As an introductory offer for the new anthology, GEN Manga editor-in-chief Robert McQuire said that all subscribers to GEN Manga will receive free access to all GEN Manhwa content, including “Stone Collector” by Kevin Han and Zom-J, the story of cursed stones that turn people into zombies, which will be serialized in the anthology, and Sorako, a standalone graphic novel about an young, typical Korean girl and her dog. Digital editions of GEN standalone original graphic manga/manhwa titles sell for either $1.99 or $2.99. The discount introductory offer will last for a month.

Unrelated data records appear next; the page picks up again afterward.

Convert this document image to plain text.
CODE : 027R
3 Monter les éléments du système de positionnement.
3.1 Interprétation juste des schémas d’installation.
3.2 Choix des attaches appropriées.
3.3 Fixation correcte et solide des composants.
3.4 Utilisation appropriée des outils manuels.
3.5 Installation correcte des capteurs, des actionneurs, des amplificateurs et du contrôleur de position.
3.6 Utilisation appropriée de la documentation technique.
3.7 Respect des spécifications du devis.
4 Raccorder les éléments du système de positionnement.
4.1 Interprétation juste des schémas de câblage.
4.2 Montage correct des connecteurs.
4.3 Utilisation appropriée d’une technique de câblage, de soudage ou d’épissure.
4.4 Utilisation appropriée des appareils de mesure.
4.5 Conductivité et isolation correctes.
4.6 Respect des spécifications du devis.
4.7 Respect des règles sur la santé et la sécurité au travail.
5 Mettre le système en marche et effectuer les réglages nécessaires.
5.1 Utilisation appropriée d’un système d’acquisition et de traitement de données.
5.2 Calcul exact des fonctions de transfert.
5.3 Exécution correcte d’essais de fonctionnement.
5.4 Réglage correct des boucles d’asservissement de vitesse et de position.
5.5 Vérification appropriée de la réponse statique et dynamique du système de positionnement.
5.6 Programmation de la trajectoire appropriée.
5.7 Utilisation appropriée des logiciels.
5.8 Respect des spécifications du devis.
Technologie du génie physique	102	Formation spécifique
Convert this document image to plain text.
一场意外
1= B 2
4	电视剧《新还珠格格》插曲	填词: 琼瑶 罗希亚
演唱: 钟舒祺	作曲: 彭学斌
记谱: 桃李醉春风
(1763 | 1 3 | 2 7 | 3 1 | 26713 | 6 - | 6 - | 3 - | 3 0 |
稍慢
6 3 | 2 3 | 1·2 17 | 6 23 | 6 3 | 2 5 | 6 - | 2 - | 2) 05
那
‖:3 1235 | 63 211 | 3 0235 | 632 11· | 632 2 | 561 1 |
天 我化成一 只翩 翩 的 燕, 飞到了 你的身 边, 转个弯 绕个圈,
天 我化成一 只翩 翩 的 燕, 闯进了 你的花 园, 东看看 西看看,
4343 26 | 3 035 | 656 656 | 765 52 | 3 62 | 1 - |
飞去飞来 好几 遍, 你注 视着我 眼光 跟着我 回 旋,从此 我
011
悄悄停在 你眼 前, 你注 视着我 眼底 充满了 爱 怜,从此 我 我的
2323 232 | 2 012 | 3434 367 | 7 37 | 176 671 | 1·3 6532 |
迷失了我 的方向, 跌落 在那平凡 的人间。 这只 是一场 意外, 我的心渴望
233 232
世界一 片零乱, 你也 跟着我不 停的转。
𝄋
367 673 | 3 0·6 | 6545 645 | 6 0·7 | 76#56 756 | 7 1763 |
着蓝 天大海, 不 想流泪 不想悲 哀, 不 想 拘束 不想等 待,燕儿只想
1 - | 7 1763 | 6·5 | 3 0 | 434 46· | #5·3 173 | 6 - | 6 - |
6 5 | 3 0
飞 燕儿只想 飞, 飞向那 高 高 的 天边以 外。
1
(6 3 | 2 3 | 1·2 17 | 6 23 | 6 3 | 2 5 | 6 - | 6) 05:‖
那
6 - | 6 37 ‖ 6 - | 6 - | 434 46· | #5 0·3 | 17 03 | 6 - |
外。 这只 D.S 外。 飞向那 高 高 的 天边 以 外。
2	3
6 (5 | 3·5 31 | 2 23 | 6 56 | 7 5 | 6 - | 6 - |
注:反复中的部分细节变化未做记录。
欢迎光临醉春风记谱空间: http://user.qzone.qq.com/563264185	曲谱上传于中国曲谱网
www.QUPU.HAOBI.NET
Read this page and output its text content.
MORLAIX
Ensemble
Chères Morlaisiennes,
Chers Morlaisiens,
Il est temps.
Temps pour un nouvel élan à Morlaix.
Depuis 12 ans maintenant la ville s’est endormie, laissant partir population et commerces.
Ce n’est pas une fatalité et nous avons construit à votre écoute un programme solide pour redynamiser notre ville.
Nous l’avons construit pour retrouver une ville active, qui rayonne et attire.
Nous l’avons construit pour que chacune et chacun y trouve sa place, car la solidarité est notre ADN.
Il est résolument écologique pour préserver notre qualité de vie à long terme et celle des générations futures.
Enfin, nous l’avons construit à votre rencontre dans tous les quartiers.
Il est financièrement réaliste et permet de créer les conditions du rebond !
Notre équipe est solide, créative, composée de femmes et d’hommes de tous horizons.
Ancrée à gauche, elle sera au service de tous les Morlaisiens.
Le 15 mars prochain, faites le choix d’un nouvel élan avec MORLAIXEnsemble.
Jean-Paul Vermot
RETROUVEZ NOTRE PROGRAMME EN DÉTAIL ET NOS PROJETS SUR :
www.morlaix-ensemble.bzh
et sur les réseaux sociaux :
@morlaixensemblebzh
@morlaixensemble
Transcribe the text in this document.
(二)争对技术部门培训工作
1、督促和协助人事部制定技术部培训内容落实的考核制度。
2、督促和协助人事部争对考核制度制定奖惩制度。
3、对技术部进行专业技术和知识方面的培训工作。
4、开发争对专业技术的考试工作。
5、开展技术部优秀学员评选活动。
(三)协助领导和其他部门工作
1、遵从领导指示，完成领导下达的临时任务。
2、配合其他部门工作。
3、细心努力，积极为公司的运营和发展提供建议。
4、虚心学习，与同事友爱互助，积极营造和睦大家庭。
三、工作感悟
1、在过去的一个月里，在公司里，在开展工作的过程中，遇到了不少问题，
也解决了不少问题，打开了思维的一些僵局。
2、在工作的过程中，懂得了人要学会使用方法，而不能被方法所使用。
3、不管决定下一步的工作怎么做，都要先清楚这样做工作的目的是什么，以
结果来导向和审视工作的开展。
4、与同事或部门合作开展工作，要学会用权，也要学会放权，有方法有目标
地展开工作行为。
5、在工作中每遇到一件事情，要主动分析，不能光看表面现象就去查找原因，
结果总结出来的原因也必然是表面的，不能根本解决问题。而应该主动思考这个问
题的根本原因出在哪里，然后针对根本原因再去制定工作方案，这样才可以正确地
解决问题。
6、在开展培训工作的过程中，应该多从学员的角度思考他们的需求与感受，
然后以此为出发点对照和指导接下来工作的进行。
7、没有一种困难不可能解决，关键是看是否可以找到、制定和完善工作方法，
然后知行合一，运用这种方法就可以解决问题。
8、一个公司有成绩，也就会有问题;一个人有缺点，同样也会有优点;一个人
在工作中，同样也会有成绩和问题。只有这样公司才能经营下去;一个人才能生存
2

GEN Manga publishes “doujinshi” or comics akin to American independent or alternative comics. The publisher, which publishes in Japan and in the U.S., was among the first publishers of licensed Japanese manga to begin publishing simultaneously in Japanese and English. Simultaneous publication is considered critical at a time when North American manga fans demand to read the same popular manga titles that Japanese fans (and now Korean fans) are reading. Simultaneous publication, rather than waiting a year or more to license and republish in English, is also considered key to fighting manga online piracy.

While Japanese manga and Korean manhwa may look much the same to the casual or first time manga reader, GEN Manga editor-in-chief Robert McQuire explained that, “hard-core manga fans know there’s a difference, a big distinction between the two,” when asked why the company launched a second anthology. “The fans would be upset if we just published Korean manhwa and called it ‘manga,’” he said.

GEN Manga has released about 16 digital/print volumes and McGuire said the manhwa anthology will begin releasing print editions after it has published enough material. Print volumes are generally released about a month after the digital issue is published. GEN also plans to begin releasing more standalone graphic novels (called Tankoban in Japan) from Japan and Korea, as well.